Chapter Six E Pluribus Unum

And then, of course, there’s the ending, where Eleven enters the void, contacts Billy, and then enters his memories; with this, Stranger Things 3 makes its biggest emotional play of the season, in its attempts to humanize Stranger Things 2‘s secondary antagonist. What I really like about this scene is how it strikes a balance between conveying information (Eleven discovering where the Brimborn Steel Works location is), and in trying to empathize with Billy, who is obviously cognizant of the things he’s been doing when he becomes ‘activated’ by the Flayer. The single tear that falls from his eye as he tells Eleven what’s going to happen to her world and the people she loves is a great, rare moment of subtlety for Stranger Things 3, as we see the fear and horror previewed when he tries to peek through the Flayer veil in “The Sauna Test” – a feeling that only amplifies when Stranger Things 3 cuts away from the vignettes of Billy’s emotional childhood (where his mother abandoned him, leaving him with his abusive father at a young age) and to its gross, wet final images, where Flayed Billy’s victims begin disintegrating into the same noxious goo we saw attack Jonathan, Nancy, and company in the episode’s cold open.

Though Stranger Things 3 is still struggling to stretch out its narrative a bit (this is the show’s first non-finale 60-minute long episode, which certainly doesn’t help), characters like Alexei, Steve, and Billy keep the entire episode from feeling perfunctory, even in the moments where it drags or underwhelms (again, Eleven – what do you still see in this gangly, annoying version of Mike?). And with Billy, Stranger Things 3 has slowly started to reveal that its season of discovery and expansion is also one of distinct tragedy, as the town bully now stands alone alongside the decrepit monster built from bodies brought to the Mind Flayer (including all of the Holloway family, RIP), now grown and ready to unleash itself on the still-largely-unsuspecting world of Hawkins in the season’s final two episodes.

Grade: B

Other thoughts/observations:

  • The score in the final scenes just feels a bit… off.

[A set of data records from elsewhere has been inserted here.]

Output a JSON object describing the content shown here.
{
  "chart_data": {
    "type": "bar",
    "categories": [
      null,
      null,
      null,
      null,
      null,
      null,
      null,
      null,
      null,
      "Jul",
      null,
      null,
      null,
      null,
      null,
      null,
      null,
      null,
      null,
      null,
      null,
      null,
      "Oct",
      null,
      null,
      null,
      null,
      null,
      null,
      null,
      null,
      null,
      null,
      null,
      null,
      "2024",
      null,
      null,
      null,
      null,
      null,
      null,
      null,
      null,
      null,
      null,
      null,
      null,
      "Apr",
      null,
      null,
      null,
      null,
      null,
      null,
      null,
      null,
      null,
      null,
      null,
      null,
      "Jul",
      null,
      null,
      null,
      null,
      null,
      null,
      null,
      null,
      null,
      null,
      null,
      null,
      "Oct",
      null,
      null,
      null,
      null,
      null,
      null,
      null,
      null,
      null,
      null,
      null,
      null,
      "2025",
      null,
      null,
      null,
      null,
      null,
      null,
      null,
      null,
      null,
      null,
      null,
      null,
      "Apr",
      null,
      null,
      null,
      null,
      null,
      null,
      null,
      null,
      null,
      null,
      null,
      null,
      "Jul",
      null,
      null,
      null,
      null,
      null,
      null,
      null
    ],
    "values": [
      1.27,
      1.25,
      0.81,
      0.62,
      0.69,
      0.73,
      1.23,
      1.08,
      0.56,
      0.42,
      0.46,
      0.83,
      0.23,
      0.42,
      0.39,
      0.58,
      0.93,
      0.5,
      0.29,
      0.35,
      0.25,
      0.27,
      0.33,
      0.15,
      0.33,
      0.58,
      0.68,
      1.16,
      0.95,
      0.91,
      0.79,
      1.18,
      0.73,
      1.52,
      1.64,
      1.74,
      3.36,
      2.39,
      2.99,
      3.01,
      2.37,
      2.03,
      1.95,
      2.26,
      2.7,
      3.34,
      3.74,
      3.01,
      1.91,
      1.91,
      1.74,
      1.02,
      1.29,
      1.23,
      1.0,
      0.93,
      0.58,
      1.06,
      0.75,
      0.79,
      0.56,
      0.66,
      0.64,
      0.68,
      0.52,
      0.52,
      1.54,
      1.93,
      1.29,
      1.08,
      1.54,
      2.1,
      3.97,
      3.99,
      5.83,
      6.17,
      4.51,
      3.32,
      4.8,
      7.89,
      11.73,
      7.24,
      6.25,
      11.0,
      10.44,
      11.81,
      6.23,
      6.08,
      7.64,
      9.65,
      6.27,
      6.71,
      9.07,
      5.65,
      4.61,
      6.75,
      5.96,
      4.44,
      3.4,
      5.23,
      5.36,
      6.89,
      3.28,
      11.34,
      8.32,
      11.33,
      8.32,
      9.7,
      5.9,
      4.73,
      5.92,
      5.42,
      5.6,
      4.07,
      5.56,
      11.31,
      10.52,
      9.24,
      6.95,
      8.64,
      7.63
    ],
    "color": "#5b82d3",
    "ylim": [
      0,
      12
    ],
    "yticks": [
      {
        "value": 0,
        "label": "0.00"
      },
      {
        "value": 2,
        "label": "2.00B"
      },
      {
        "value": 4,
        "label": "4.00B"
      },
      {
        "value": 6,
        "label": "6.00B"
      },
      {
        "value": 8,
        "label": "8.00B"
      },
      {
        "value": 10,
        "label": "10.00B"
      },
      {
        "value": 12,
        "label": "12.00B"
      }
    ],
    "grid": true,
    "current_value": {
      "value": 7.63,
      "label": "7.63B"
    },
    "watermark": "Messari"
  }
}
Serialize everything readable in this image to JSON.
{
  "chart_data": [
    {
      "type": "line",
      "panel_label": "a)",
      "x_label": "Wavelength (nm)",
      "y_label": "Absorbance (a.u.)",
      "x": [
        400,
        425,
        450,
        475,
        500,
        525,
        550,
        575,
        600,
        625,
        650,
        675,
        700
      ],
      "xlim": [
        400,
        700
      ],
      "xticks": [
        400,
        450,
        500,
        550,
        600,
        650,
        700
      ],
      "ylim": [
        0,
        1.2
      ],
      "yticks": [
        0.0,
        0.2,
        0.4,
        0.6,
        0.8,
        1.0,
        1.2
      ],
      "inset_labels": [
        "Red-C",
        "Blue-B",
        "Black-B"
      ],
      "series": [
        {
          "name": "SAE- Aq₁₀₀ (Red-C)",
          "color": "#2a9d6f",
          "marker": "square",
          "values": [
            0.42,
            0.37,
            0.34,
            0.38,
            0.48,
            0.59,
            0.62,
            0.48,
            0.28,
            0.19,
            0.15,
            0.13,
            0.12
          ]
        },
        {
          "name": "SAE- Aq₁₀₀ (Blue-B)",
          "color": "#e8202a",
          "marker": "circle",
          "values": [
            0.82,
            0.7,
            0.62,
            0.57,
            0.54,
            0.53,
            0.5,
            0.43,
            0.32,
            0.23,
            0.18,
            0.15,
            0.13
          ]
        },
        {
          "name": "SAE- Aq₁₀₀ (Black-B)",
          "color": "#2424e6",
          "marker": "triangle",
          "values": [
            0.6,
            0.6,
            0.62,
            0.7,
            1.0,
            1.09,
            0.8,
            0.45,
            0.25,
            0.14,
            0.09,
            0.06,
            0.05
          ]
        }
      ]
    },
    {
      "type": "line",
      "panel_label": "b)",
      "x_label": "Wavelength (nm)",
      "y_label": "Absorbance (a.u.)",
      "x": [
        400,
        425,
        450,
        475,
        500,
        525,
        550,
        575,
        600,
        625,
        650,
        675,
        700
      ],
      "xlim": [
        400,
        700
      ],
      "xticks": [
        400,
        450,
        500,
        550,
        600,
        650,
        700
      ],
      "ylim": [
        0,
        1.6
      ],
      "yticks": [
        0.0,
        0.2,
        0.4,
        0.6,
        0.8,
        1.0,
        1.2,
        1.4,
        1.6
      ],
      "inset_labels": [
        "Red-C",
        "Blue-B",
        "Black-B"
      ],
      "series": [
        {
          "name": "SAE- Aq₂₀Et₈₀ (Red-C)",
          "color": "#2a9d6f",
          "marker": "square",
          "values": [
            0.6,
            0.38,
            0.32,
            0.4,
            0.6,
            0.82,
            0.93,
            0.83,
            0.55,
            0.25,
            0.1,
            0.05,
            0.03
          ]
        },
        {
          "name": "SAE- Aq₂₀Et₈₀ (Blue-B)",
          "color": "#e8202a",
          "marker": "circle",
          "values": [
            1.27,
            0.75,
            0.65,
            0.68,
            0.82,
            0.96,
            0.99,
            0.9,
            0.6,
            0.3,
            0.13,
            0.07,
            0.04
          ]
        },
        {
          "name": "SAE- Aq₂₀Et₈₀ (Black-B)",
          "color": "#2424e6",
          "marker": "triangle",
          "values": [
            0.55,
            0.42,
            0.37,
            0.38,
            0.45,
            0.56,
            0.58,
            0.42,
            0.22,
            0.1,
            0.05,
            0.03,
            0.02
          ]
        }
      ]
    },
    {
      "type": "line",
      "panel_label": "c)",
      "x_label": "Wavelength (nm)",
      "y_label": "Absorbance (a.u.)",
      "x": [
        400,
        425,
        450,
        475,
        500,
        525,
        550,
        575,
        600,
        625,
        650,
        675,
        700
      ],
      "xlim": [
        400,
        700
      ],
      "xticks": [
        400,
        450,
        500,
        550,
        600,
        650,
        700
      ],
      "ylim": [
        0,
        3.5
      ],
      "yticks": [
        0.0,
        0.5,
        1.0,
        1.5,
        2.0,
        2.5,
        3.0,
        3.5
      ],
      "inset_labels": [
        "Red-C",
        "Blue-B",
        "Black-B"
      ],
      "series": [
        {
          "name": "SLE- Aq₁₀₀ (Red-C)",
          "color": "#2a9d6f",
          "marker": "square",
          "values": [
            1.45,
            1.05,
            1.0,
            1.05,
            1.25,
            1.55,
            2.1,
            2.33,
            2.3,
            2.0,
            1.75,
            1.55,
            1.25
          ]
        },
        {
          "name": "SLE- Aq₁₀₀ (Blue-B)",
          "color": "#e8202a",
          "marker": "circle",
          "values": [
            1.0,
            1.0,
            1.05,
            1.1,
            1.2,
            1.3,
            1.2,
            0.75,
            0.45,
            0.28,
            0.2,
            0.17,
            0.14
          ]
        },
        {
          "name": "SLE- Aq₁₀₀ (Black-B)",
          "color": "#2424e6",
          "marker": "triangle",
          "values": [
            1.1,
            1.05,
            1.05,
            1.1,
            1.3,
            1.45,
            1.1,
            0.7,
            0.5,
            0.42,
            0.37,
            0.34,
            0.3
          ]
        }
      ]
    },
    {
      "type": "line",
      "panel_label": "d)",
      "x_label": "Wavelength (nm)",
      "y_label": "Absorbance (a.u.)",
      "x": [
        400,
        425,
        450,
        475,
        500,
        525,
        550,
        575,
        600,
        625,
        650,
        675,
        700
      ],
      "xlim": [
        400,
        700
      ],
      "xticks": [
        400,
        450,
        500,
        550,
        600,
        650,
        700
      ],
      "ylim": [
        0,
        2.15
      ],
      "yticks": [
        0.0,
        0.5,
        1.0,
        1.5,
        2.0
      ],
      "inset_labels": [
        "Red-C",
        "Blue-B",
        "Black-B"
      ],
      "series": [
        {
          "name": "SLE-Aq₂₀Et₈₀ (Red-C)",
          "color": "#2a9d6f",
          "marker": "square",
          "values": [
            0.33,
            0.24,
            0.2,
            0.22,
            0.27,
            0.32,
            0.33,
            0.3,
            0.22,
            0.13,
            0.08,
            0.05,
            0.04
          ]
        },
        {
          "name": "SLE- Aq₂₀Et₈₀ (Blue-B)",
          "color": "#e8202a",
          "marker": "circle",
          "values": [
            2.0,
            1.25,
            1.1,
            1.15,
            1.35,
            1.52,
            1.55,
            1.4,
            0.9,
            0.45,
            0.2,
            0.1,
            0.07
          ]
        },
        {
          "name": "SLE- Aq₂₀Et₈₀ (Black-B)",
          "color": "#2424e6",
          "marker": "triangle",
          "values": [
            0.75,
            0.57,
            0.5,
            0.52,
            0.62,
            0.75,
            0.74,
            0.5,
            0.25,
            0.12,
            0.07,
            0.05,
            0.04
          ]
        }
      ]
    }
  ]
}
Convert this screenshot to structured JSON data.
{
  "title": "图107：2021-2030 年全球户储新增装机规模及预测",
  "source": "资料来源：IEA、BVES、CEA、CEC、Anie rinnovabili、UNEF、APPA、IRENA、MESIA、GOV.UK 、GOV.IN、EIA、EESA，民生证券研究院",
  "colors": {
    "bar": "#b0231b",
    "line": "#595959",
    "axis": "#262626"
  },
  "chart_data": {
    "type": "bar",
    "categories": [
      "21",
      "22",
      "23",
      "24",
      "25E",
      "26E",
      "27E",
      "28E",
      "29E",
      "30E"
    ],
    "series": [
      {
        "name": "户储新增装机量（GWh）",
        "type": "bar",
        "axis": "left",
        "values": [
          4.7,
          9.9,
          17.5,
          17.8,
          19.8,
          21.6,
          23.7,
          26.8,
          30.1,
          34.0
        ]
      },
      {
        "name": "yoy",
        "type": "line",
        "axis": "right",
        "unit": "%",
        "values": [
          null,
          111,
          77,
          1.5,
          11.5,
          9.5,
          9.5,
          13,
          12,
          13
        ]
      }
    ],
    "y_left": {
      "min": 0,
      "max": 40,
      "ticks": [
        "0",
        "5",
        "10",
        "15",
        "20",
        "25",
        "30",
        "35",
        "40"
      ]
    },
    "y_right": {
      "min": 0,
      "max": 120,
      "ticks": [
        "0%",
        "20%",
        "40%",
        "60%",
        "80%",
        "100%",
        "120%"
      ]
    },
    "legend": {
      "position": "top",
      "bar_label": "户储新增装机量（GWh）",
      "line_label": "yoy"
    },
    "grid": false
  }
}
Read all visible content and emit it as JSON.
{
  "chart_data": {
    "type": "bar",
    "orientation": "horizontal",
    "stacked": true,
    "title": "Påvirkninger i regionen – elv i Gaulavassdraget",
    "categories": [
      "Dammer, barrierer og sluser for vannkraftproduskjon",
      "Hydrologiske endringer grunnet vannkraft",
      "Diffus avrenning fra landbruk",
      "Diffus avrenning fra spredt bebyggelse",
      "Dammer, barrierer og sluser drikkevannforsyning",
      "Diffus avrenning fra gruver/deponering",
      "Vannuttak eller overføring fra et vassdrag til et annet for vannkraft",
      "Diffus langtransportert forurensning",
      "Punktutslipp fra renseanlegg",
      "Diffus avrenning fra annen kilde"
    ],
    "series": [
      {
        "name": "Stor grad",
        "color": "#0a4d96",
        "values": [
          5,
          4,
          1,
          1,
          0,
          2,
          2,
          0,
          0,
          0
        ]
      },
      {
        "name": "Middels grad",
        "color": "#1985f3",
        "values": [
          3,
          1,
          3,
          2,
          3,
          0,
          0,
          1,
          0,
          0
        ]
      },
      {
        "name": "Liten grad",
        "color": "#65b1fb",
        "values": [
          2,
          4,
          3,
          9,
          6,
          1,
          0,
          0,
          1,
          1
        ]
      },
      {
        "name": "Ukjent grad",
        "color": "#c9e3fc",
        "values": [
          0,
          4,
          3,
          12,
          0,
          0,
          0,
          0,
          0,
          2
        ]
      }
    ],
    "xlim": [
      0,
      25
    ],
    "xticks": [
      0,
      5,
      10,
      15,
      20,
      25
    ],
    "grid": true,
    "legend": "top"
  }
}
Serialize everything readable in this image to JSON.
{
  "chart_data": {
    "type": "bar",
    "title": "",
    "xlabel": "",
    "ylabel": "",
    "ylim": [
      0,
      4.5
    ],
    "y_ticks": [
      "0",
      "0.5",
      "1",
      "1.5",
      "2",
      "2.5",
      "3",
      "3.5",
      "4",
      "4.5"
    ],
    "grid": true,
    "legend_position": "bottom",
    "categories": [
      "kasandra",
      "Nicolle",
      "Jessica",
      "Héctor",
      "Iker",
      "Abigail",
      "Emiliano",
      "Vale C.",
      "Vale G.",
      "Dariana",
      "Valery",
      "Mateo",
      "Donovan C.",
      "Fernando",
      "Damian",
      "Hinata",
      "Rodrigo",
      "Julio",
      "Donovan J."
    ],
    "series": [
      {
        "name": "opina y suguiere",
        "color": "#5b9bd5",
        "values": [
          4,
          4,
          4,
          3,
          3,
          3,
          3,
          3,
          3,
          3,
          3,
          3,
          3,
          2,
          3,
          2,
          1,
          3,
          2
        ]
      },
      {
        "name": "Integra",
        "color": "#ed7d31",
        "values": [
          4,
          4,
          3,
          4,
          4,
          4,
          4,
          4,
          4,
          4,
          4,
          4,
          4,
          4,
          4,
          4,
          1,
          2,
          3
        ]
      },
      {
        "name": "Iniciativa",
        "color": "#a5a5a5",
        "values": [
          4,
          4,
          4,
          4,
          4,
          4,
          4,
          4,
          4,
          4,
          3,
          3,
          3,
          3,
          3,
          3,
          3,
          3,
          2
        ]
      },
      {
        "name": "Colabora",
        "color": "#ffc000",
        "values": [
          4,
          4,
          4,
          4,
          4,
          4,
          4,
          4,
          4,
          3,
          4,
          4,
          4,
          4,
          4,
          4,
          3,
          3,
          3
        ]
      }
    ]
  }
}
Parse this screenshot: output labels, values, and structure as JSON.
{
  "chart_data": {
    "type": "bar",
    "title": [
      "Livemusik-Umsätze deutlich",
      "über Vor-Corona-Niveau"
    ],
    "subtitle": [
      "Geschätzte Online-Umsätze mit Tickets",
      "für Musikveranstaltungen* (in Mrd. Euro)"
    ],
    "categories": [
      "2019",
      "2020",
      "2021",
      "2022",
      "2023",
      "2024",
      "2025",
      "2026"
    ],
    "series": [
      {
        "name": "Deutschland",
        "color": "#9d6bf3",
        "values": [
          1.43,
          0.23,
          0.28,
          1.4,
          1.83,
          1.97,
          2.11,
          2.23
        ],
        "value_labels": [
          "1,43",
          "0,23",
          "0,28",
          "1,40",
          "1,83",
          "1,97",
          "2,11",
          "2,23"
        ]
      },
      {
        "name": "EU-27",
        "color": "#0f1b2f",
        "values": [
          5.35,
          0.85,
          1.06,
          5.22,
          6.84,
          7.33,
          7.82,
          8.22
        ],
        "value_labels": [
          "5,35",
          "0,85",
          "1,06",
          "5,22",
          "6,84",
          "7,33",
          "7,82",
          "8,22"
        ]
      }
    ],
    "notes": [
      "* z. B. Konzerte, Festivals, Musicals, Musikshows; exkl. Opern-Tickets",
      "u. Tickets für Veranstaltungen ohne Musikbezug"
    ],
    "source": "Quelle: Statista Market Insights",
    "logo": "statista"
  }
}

The strings and choral chants just don’t really quite fit the rest of the show’s score, which has bounced back and forth from being too laden with licensed songs, and offering clever interpretation and development of themes from previous seasons. Some real kick-ass snyths in this episode too, though.
  • Dr. Zhakov is a caricature of a mad scientist – and though I didn’t like it when first watched Stranger Things 3 in 2019, I’m kind of board with it this time around.
  • “Girlfriends don’t lie; they spy!”
  • Steve has learned a lot in his few months on the post-high school graduation streets; “Everything people tell you that you should care about… it’s all bullshit.”
  • Fat Rambo is a great burn, and one I wish this show used more with Hopper.
  • Steve thinks gelato is Russian ice cream. No notes.
  • Everyone enjoying a cigarette while they watch cartoons in Murray’s house is a good reminder that the show did lose a bit of texture when it got rid of smoking. I’m just saying.
  • It happens quick, but there’s a scene where Hopper reaches out to Dr. Owens to bring him up to speed on what’s going on. Sure, let’s bring the US government back in to Hawkins!